Despatarrarse, por Txema Martín

Sur, 09.06.2017

Manuela Carmena me parece la mejor regidora del Ayuntamiento de Madrid desde los tiempos de Tierno Galván y la mayoría de sus propuestas me parecen geniales, pero, del mismo modo, reconozco la dificultad de aguantar la risa cuando me entero de alguna de sus más valientes ocurrencias. Ya sean de ella o de su grupo, porque la misma simpatía que despierta Carmena se convierte en cierto rechazo cuando uno escucha lo que dicen algunos de los miembros de su heterogéneo equipo municipal.

Hace poco que escuché por primera vez el término ‘manspreading’, un anglicismo flamante (sólo lleva en el diccionario de Oxford desde 2015) que alude a la tendencia de algunos hombres a abrir las piernas cuando están sentados, especialmente en los transportes públicos. En castellano tenemos sin embargo un par de verbos para eso: ‘despatarrar’ o el más malagueño ‘espatarrar’, que quizá no suenen tan sofisticados como la voz inglesa y por eso se le considere impropio para un bando municipal. Descubro además que en El Salvador y en Venezuela también se emplea para este fenómeno uno de mis verbos favoritos del diccionario: explayarse.
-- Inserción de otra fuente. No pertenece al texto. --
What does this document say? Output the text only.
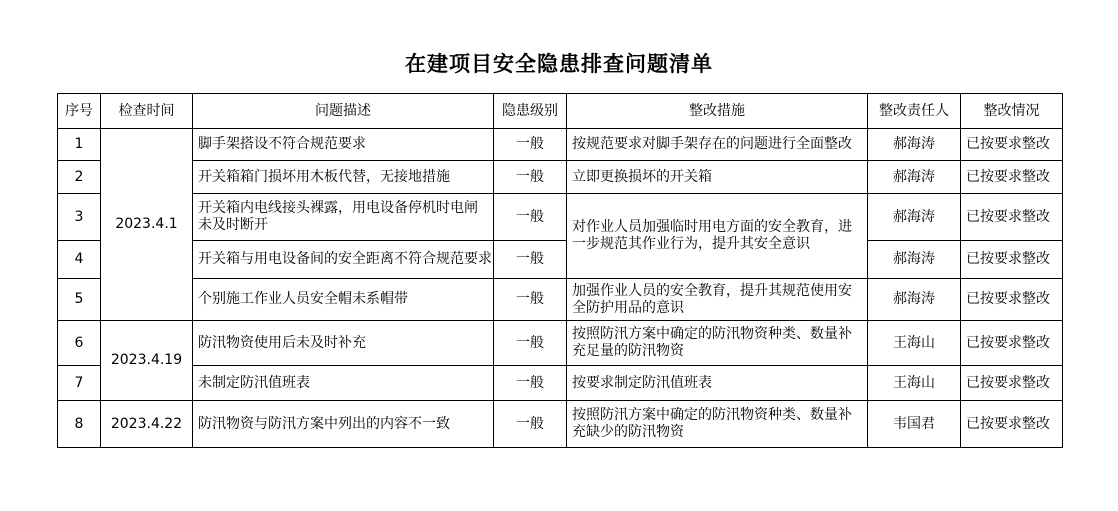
在建项目安全隐患排查问题清单
序号	检查时间	问题描述	隐患级别	整改措施	整改责任人	整改情况
1	2023.4.1	脚手架搭设不符合规范要求	一般	按规范要求对脚手架存在的问题进行全面整改	郝海涛	已按要求整改
2		开关箱箱门损坏用木板代替，无接地措施	一般	立即更换损坏的开关箱	郝海涛	已按要求整改
3		开关箱内电线接头裸露，用电设备停机时电闸未及时断开	一般	对作业人员加强临时用电方面的安全教育，进一步规范其作业行为，提升其安全意识	郝海涛	已按要求整改
4		开关箱与用电设备间的安全距离不符合规范要求	一般		郝海涛	已按要求整改
5		个别施工作业人员安全帽未系帽带	一般	加强作业人员的安全教育，提升其规范使用安全防护用品的意识	郝海涛	已按要求整改
6	2023.4.19	防汛物资使用后未及时补充	一般	按照防汛方案中确定的防汛物资种类、数量补充足量的防汛物资	王海山	已按要求整改
7		未制定防汛值班表	一般	按要求制定防汛值班表	王海山	已按要求整改
8	2023.4.22	防汛物资与防汛方案中列出的内容不一致	一般	按照防汛方案中确定的防汛物资种类、数量补充缺少的防汛物资	韦国君	已按要求整改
Todo esto en realidad quiere decir que despatarrarse es un fenómeno mundial; es entonces el género humano el que tiene una tendencia extraordinaria a explayarse con cualquier cosa que se encuentra.

Por esta universalidad del gesto, es posible también que la experiencia de despatarrarse se produzca por una característica más fisiológica que psicopática: los hombres abren las piernas para mantener oxigenados los verdaderos orígenes de su improbable descendencia, mientras que las mujeres las cierran para prevenir cualquier atisbo de cosquilleo vaginal, o incluso porque frente al uso de la falda, una prenda últimamente denostada por los sindicatos del sexo, quieren evitar el efecto Sharon Stone en ‘Instinto básico’, un portentoso ‘womenspreading’ que rayó hasta hacerlas inservibles muchos kilómetros de cinta VHS en todo el mundo.

Es verdad que la imagen de un hombre espatarrado en el metro junto a dos mujeres con las piernecitas cruzadas es poderosa. Sin embargo, una de las grandes conclusiones respecto al ‘manspreading’ es que lo que más irrita es el prefijo y el uso discriminado de este extranjerismo. Frente al español se ha preferido el inglés, un idioma quizá menos sexista pero que en esta fórmula incluye una responsabilidad única e íntimamente masculina. Mucho está tardando alguien en decir que las mujeres también se espatarran. O por lo menos que lo hacen de otra manera, pero para lo que deberían estar los ayuntamientos es para promover el civismo, tanto si es un fenómeno propio de un régimen heteropatriarcal o el resultado de una mala educación, cansancio o mero pasotismo ante la vida. A mí ya me da igual que sea por las piernas abiertas, por una mochila, por un bolso o por las bolsas del Bershka. Respetemos el espacio vital.